Thursday, June 14, 2007

So Now I'm an Uncle. Again.

My niece had her baby last night. So I'm an uncle. Again. I'm very happy for them. David (my nephew) is bursting at the seems, and I'm sure that Krissy (his bride to be) is relieved to have 6½ lbs. of kicking baby boy ejected from her womb. I can't wait to set eyes on the little guy. He's very healthy, and the mom's doing very well. David, of course, is acting like he did all the work. (Of course he is. He's a guy.)

As we're all sitting around in the afterglow of this glorious occasion, it hit me. I am supposed to be the baby's godfather. (Don't ask me why. I have no idea.) This comes from Krissy, the mom.

Now, it hit me yesterday that I had no idea what being a godfather entails. So, being the techy geek that I am, I looked it up in Wikipedia and found this lovely bit of news:

Traditionally, the godparents were counted informally responsible for ensuring that the child's religious education was carried out, and for caring for the child should he/she be orphaned. Today the latter duty is the most commonly recognized duty of a godparent, and the word "godparent" often no longer has religious overtones. The modern definition of godparent is an individual chosen by the parents to take a vested interest in raising a more complete human being. However, godparent is not a legal position, and should the parents seriously intend the godparents to act as foster parents in case of their death, this must be legally specified through the usual means (such as a will).

A godparent may, or may not, be related to the child. A child may have one or several godparents.

Oh boy. This is just fabulous. The idea that I'm supposed to be responsible for the kid's religious upbringing is, well, laughable. Certainly no one expects me to encourage a child to pursue a relationship with the Christian God. (They've got another thing coming if they do.) You won't find me doing anything of the sort. Rather, what you'll get from me is something along the lines of, "Young man, this is a pentacle. And this, this is a statue of the Goddess, and that is her consort. Ignore all this one male god bullshit."
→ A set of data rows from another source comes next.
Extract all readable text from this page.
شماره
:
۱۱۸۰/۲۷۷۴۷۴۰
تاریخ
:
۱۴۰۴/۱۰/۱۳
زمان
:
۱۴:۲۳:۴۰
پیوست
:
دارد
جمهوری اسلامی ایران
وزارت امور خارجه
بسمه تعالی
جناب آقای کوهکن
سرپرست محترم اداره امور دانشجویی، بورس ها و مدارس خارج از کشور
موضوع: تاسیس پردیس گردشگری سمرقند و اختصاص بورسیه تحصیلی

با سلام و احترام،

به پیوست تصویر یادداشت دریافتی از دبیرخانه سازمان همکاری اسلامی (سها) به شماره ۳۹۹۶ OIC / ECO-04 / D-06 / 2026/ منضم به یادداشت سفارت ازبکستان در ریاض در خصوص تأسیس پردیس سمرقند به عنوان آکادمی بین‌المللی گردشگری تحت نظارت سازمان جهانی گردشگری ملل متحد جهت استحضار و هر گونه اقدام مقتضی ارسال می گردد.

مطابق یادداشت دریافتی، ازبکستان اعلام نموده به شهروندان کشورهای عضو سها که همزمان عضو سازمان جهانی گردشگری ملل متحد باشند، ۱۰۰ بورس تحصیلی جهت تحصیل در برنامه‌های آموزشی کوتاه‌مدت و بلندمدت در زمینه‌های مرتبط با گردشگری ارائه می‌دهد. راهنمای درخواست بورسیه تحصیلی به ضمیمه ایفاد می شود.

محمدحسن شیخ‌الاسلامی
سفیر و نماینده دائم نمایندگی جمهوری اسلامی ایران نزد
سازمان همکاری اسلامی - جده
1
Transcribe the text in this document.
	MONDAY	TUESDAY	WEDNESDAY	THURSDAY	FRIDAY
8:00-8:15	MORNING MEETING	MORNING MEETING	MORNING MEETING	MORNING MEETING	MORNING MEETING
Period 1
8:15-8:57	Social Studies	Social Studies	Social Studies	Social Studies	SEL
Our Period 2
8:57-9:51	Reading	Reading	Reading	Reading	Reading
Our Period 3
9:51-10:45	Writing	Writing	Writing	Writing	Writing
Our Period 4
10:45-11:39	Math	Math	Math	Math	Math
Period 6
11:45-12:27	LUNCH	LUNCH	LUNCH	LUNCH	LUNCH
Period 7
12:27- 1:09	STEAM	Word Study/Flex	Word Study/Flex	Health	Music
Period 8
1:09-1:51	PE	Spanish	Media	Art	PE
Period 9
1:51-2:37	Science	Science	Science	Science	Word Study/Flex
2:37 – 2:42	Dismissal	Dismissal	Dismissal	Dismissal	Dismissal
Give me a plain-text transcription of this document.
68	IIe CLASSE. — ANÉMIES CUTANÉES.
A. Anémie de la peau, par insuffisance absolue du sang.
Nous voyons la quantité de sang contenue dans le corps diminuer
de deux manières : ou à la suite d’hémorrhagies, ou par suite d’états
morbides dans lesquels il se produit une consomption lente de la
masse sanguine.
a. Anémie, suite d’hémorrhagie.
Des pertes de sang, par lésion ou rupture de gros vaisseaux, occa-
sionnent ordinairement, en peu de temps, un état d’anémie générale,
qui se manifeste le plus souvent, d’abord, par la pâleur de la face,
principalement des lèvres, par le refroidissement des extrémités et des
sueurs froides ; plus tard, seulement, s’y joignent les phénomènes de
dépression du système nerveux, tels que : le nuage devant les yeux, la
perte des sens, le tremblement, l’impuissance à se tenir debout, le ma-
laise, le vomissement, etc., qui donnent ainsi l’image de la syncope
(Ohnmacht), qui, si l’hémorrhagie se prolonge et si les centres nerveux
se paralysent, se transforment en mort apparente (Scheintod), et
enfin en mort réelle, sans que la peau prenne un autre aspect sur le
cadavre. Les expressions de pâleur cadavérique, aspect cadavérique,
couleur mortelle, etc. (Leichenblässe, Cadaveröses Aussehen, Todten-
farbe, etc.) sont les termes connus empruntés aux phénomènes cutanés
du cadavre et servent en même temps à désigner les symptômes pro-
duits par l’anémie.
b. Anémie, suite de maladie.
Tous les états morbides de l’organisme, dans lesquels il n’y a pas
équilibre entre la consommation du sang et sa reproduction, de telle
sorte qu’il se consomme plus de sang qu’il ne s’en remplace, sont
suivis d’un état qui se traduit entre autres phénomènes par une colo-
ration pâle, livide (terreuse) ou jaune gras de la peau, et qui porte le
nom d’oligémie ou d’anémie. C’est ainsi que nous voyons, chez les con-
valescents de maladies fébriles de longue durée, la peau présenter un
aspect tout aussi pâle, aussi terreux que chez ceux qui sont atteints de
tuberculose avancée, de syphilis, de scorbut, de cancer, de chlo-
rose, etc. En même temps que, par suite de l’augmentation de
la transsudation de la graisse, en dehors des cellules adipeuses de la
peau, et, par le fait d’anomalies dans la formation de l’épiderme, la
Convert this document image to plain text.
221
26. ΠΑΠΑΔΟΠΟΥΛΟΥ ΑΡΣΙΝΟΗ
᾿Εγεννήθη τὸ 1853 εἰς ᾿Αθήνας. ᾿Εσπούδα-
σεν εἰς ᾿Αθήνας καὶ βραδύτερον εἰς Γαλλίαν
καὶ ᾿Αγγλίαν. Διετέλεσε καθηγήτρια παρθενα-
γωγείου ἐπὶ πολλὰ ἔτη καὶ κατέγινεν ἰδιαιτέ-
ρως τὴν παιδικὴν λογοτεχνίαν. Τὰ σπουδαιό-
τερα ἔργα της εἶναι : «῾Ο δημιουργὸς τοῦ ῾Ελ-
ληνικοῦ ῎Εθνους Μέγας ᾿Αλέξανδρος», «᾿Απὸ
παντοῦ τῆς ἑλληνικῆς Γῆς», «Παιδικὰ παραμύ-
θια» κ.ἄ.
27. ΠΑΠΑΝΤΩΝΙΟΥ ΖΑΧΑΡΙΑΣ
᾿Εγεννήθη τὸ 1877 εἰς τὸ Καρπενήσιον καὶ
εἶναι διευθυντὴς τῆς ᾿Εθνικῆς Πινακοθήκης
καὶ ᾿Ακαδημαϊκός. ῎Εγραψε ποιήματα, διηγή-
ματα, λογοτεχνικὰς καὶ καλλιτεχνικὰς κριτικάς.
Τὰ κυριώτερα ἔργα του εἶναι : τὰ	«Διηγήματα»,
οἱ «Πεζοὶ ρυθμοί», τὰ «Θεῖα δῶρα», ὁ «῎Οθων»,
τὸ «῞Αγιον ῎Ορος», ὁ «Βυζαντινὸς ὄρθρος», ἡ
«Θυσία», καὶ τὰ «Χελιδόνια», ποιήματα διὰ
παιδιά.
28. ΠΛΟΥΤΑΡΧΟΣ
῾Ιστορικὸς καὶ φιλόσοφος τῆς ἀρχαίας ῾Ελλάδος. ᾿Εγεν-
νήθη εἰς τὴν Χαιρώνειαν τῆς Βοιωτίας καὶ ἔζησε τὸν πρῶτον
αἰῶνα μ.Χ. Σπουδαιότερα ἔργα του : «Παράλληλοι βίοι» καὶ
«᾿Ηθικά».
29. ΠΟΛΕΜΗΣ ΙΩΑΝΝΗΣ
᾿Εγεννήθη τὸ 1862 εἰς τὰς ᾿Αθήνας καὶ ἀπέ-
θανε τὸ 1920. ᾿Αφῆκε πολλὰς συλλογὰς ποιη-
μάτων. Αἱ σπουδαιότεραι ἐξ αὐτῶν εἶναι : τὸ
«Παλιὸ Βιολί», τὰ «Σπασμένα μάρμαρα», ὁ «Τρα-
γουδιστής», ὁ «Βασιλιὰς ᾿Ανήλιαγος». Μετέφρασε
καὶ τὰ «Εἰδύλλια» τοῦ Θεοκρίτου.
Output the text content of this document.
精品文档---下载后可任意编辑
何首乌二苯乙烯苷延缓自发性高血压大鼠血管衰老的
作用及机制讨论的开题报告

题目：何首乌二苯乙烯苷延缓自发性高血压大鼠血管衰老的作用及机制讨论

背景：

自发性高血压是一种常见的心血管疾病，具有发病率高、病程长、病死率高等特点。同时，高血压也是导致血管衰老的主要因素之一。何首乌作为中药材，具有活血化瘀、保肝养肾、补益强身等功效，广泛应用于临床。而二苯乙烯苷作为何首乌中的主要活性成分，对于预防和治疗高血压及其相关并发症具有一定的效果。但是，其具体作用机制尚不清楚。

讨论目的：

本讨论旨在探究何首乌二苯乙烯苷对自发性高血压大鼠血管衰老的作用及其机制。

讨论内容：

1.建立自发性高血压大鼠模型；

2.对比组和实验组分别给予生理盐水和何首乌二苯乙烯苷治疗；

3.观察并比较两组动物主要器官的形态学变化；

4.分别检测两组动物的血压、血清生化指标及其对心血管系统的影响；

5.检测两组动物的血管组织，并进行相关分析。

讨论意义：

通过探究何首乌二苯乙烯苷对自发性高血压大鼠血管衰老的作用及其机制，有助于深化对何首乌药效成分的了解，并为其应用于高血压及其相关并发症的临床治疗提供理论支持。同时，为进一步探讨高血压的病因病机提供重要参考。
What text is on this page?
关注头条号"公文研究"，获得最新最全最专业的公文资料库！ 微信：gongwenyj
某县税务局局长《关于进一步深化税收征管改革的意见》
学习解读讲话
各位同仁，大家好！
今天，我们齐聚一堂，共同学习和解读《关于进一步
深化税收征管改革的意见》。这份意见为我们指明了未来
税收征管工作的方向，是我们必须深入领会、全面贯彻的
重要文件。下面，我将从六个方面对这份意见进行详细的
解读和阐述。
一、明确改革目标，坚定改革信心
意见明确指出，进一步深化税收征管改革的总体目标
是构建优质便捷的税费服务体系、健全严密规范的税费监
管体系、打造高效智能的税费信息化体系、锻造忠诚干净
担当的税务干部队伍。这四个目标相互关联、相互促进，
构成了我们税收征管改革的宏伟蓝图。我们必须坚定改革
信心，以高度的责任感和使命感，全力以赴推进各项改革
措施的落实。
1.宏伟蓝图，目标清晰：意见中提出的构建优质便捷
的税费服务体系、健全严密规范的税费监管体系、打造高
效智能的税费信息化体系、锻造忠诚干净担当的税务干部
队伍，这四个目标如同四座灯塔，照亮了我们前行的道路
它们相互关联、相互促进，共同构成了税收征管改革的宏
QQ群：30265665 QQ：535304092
It also bears noting that Krissy is of a distinctly Catholic background. So, being a glutton for punishment, I delved further into the article and read that as well:

In the Roman Catholic church, only church members who have undergone Confirmation are accepted as godparents. Someone who belongs to another Christian denomination cannot become a godparent but is known as a Christian Witness, with most of the regular role of a godparent. Non-Christians are not at all eligible to any religious role formalized by the Church. This is based on the view that the godparent-godchild relationship is not something which is just between the persons and God, but a whole-Church event wherein the Holy Spirit dwells.

A Godparent is regarded as a patron saint on earth, who prays for the newly baptised, looks after them spiritually and gives them guidance. The Catholic Church sees Baptism as an entry into the Kingdom of God, and entry into the Church.

Um, yeah. Sorry folks, none of that is going to happen. Prior to meeting The Guy, the only time I went anywhere near a Catholic priest was to have sex with him. I do NOT condone baptism of babies (it's pointless), I don't believe that priests are a conduit to God, and I flatly deny the authority of the Catholic church in all its forms. Hell, I don't even believe in Hell. (I didn't even believe in that bullshit when I was a Christian.)

Suffice it to say, I'm a completely unsuitable candidate for either a godparent, or even a Christian Witness.

What's a gay pagan to do? How do I break the news to the new mom that the Church likely won't even let me in the door, let alone serve as a godparent or "Christian Witness"? This ought to be interesting, to say the least.

So, in the short term, I'll sit here and muse over the imagery in my head, of buildings crumbling around me, crucifixes bursting into flames, holy water boiling, and nuns passing out, while the day approaches when I have to explain it to them. They'll be crushed, but I think they'll get over it. I'm certain there will be other fine candidates out there. I mean, after all, the Pope has dictated quite clearly who is and who is not acceptable in the eyes of God. All they have to do is get the checklist, right?

And there, at the bottom of the checklist, it will point out that you must be a bigoted, straight, white, rich, pro-life, guilt-ridden, married Catholic with children who can continue to line the coffers of the Church.

Clearly, I've failed the suitability test.

3 comments:

Anonymous said...

Your niece had a baby? That makes you a grand-uncle, doesn't it?

Mike Hofer said...

Why yes, yes it would. :)

But then again, all that family-tree nomenclature business baffled me anyway. First cousin, second-to-last cousin twice removed on my mother's side, blah blah blah. Who can keep track of all that stuff? And does it matter anyway? I have a hard enough time keeping track of my cats' names.

Anonymous said...

My brother asked me to be the godfather of his first son and I basically felt the same way and had to say no.